Leon’s not interested in sports, which is fine, but it feels like everything he likes is something that Dan hated when he was a kid. He does his best to encourage it, even though he feels a little out of his depth. Marc is objectively better at anything, well — smart, Dan guesses. He’s not particularly interested in science, but he has a head for it that Dan doesn’t. Hell, Leon has a head for it that Dan doesn’t, which, obviously, but by that Dan means his eight year old is already smarter than him. It’d hurt his ego if he wasn’t so proud.
Leon has collections. Dan had collections too as a kid, but his were hockey cards, hockey figurines. Pucks from every arena he went to. Leon’s collections are a little different. Shells Marc’s parents bring back for him every time they go to Florida. Leaves he carefully presses. Different types of rocks, some he’s ordered, some he’s picked up. Not so much stuff you buy as that you find.
Living in Montreal makes that a little difficult, so some weekends Dan leaves Marc to shuttle Charlie to whatever sport she’s doing at the moment, takes Leon on day trips, the two of them trailing along the St. Lawrence, do a field trip to an old nickel mine near Sherbrooke that has Leon as excited as Dan’s seen him, filling his arms, sorting through the cache before they leave so they make sure they’re bringing home the best ones. The best ones ends up being basically all of them, and Marc’s visibly amused when Dan comes in the door lugging what feels like ten pounds of rocks that all look the same to him.
When they feel like staying in town, they wander through various parks and keep an eye out for anything that looks different than what Leon already has, though by now it feels like he’s got just about everything.

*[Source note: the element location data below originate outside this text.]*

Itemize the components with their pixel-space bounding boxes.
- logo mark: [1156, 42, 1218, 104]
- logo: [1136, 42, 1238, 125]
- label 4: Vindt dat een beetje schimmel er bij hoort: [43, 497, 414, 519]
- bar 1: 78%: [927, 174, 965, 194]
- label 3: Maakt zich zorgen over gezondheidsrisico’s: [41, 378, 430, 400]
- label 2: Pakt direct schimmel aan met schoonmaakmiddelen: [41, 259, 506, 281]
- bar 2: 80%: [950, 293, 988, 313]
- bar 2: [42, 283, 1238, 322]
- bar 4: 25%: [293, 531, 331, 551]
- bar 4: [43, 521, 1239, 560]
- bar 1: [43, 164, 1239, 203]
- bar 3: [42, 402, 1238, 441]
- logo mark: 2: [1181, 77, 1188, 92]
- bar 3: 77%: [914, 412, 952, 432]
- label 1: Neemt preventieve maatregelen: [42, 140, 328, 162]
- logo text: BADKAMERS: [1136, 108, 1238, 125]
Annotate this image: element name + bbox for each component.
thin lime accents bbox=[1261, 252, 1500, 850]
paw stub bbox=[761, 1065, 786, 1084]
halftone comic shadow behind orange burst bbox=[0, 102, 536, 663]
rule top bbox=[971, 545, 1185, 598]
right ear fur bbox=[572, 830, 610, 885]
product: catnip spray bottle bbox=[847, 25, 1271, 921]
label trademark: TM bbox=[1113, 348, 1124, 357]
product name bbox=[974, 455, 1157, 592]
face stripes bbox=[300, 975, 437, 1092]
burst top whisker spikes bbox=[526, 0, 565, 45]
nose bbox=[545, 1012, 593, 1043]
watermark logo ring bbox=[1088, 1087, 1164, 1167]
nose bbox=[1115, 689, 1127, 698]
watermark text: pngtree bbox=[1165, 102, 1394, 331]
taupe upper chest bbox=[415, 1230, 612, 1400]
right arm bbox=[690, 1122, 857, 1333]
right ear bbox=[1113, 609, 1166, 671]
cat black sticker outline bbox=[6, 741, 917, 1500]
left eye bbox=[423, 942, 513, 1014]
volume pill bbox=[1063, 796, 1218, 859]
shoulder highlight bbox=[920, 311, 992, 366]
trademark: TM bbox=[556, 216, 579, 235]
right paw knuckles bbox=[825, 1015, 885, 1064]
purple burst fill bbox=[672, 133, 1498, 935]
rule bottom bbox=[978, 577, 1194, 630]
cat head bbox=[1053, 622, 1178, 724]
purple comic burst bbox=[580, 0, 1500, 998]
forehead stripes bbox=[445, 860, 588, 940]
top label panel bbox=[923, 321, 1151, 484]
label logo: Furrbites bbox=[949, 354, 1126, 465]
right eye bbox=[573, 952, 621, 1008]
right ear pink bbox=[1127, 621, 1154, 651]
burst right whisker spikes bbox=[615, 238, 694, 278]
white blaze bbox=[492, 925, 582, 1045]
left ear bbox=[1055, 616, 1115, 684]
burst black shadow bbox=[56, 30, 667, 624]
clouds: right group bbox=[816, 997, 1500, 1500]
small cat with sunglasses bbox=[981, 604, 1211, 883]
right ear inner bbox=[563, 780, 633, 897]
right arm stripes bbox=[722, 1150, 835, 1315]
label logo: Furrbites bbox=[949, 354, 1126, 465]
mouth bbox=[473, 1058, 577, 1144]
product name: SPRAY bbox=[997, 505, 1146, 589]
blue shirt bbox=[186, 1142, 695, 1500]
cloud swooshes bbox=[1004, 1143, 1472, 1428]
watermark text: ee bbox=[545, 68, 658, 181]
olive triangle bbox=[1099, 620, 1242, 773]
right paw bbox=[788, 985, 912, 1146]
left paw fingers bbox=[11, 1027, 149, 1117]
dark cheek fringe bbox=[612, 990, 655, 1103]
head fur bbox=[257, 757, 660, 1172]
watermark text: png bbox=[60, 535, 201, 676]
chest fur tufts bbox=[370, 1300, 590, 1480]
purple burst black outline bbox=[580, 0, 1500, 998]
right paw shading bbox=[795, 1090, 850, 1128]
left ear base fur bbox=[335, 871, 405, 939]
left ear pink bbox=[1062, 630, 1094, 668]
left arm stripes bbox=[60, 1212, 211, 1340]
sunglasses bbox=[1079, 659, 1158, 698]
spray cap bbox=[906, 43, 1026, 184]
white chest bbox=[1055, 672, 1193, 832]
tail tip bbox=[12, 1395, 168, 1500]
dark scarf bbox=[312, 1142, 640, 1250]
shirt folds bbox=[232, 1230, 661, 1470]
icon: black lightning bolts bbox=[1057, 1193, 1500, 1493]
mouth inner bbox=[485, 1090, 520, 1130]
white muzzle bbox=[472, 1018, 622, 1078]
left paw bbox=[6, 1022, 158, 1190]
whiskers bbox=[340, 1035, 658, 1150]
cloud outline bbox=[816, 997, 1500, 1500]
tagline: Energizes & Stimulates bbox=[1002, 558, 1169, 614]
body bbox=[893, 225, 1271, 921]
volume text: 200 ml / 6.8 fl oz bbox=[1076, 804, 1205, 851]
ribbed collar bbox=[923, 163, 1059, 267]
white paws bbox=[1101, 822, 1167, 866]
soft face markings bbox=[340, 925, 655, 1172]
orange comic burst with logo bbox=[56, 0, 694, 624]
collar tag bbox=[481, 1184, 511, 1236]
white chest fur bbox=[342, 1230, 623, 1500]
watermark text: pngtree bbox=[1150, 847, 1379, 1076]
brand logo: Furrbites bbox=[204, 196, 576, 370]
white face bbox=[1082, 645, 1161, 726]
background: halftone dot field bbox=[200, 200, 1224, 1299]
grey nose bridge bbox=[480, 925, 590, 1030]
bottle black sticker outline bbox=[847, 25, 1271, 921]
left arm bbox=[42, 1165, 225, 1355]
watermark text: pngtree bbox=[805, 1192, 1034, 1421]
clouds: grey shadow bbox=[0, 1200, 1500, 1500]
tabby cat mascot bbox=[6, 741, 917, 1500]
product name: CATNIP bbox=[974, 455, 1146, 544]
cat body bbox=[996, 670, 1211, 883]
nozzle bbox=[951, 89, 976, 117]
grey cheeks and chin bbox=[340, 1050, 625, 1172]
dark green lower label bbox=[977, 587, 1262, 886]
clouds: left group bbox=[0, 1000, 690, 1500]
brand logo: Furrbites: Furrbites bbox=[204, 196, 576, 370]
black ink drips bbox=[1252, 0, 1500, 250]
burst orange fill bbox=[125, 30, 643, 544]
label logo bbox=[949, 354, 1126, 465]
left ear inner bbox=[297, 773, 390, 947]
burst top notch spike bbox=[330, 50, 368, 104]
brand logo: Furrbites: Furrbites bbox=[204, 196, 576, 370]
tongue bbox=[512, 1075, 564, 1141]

Eventually Dan starts to pick things up, know how to differentiate by more than colour, quits describing things as, say, ‘that tan scratchy one’ and actually identifying it as sandstone (or, grès) after he consults one of Leon’s million books, knows the main types, some of the subtypes. Dan’s pretty sure proudly telling someone he can tell the difference between igneous and sedimentary rocks at the age of forty-five would get him laughed at, but he is proud. Leon seems proud of him too. He’s a good teacher.
“Nerds,” Marc says with a grin after Dan finishes helping Leon on his geology project — and by help, he means he just helps make the poster look nice, Leon is pretty capable of everything else — and they’ve practiced Leon’s presentation in front of Marc, because obviously he’s the one to go to to double check it sounds right. Dan’s French isn’t there, probably never will be. Leon loudly protests, but Dan takes it as the compliment he knows it is.